Roots, Rock, Reggae, with Ozomatli, Bunny Wailer, Stephen Marley, and Ziggy Marley. At the Santa Barbara Bowl, Friday, August 11.
Reviewed by Ethan Stewart
When one day faced with the question, “Where were you when World War III broke out?,” I will smile and flash back to last Friday night at the Bowl, my mind flooded with the sounds of sweet reggae music. That’s when the crest of Milpas Street became a much-needed womb of positive vibrations for five beautiful hours as two of Bob Marley’s sons — Stephen and Ziggy — and his former bandmate Bunny Wailer took to the stage as part of the Roots, Rock, Reggae Tour.
With opener Jon Nicholson lost to traffic, Los Angeles’s Ozomatli kicked things off with their Latin-infused, hip-hop, shake-your-ass-and-feel-good music. No strangers to S.B., the 10-piece Ozo crew rewarded those who showed up on time with an uninhibited exercise in fun that culminated in a marching band parade out into the beer courtyard. Next up was Bunny, who — draped in a massive red, gold, and green scarf — dropped a serious dose of dancehall history lessons with such classics as “Don Dadda” and “Ballroom Floor.” Bunny then went on to cover Peter Tosh’s “I’m the Toughest” and a medley of Wailers’ hits, such as “Simmer Down” and “Mellow Mood.”

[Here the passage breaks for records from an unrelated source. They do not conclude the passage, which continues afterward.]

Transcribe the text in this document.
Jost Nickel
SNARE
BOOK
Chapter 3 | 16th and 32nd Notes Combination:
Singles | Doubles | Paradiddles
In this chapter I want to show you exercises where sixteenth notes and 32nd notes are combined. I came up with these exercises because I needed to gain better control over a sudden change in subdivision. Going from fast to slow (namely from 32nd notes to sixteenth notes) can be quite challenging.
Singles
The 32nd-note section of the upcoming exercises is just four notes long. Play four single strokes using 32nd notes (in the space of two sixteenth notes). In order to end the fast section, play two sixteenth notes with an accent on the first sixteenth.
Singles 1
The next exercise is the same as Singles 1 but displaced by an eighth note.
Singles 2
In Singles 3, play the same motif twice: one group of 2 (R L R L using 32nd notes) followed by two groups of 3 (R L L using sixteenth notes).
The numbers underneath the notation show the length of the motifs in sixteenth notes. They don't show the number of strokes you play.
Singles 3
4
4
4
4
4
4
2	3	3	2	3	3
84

Then Stephen Marley brought the audience to its feet for more than an hour with his own tunes and his father’s timeless numbers. As the air filled with ganja smoke and Bunny skanked it up on the side of the stage, Stephen — decked out in denim from head to toe and with his flowing dreadlocks — sounded and looked hauntingly similar to Bob Marley during his 1979 Bowl performance. As such, Stephen’s take on his dad’s “Buffalo Soldier” and “Could You Be Loved” resulted in something like church for the crowd. Ziggy closed the evening with a rock-influenced set, staking new territory for the Melody Makers’ former frontman. At worst it sounded like Lenny Kravitz goes to Jamaica, but at its best it was powerful and moving music.
Having witnessed this tour’s kickoff at Reggae on the River the week before, I can report that the Bowl got the better performance, especially because everyone got to go home last week chanting, “Get up, stand up! Stand up for your right!” That was the encore sung together by Bunny, Ziggy, and Stephen, giving this generation the closest thing it will ever have to seeing and feeling Bob Marley live. And what better time to remember that timeless cry to arms.